Too little, too late

The water from this week's release isn't expected to reach Crawford's property for two weeks, too late to do his crops any good.

Standing in a potato field full of dead weeds and pointing to an empty irrigation canal, Crawford added: "Now it's like a rug was pulled out from under you."

For 80 years, farmers and Native American fisheries had first crack at the Klamath water. But in the late 1980s the suckers were classified as protected under the Endangered Species Act, making fish preservation a higher priority. The coho was placed on the list in 1997.

This spring, the U.S. Fish and Wildlife Service said the river habitat had gotten worse and called for more water to be held back to protect the fish. Amid the worst drought on record, a federal court prohibited water distribution to farmers until federal officials determined there was enough for the fish.

"We were facing something that never happened before," said Jeffrey McCracken, spokesman for the federal Bureau of Reclamation. "The Endangered Species Act trumps everything else in terms of water allocation."

Farms versus fish

Besides pitting farmers against the fish, the water crisis has pointed out a longtime rift between agriculture upstream and commercial fishing downstream.
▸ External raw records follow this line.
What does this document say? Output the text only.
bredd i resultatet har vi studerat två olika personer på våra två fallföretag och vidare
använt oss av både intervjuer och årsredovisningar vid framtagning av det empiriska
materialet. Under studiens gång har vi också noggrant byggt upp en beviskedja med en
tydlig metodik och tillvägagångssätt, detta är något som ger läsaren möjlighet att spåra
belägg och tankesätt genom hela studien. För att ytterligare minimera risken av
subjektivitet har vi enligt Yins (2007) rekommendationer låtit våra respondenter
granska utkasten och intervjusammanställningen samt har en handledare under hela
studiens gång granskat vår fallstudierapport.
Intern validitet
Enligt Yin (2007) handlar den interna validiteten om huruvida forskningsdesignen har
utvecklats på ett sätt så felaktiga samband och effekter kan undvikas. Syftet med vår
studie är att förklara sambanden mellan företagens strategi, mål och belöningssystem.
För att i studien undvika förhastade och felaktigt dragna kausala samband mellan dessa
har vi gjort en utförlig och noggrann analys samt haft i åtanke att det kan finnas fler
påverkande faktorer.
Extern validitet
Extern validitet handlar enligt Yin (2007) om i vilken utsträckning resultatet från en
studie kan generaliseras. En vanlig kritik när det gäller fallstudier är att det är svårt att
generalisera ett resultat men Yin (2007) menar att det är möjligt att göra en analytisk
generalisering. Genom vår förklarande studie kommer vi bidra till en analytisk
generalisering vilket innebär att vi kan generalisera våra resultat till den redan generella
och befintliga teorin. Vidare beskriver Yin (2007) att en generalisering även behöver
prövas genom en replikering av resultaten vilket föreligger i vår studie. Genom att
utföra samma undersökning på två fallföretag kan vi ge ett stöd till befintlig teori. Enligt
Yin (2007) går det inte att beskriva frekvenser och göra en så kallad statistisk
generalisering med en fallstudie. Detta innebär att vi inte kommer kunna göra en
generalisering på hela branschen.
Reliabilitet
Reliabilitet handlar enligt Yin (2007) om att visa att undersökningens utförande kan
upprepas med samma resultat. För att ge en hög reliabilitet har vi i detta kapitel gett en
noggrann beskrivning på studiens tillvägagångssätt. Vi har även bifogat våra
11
Saying agriculture has benefited for years at their expense, commercial fishermen are seeking greater crackdowns on farmers' use of Klamath water.

"We have lost 4,000 jobs mainly because of agriculture," said Glen Spain, northwest regional director of Pacific Coast Federation of Fishermen's Associations, a coalition that represents 26 fishing groups. "Agriculture takes water out of the lower river that we desperately need."

He added that the crisis could have been minimized had the Bureau of Reclamation followed through on demands by the federal Fish and Wildlife Service in 1992 to make habitat improvements such as installing screens to keep fish out of irrigation canals.

Meanwhile, federal and state officials, farmers, environmentalists and fishermen have been meeting with a court-mandated mediator to discuss long-range solutions, including the drilling of wells, habitat restoration and the purchase of farms to take them out of business.

"What we hope will come out of all this is the recognition that this was an economic disaster in the making for a long time," said Pat Foulk, spokeswoman for the Fish and Wildlife Service region that oversees the Klamath area. "We need to develop basinwide solutions so we can restore the environment, restore the economy and keep humans and wildlife in balance."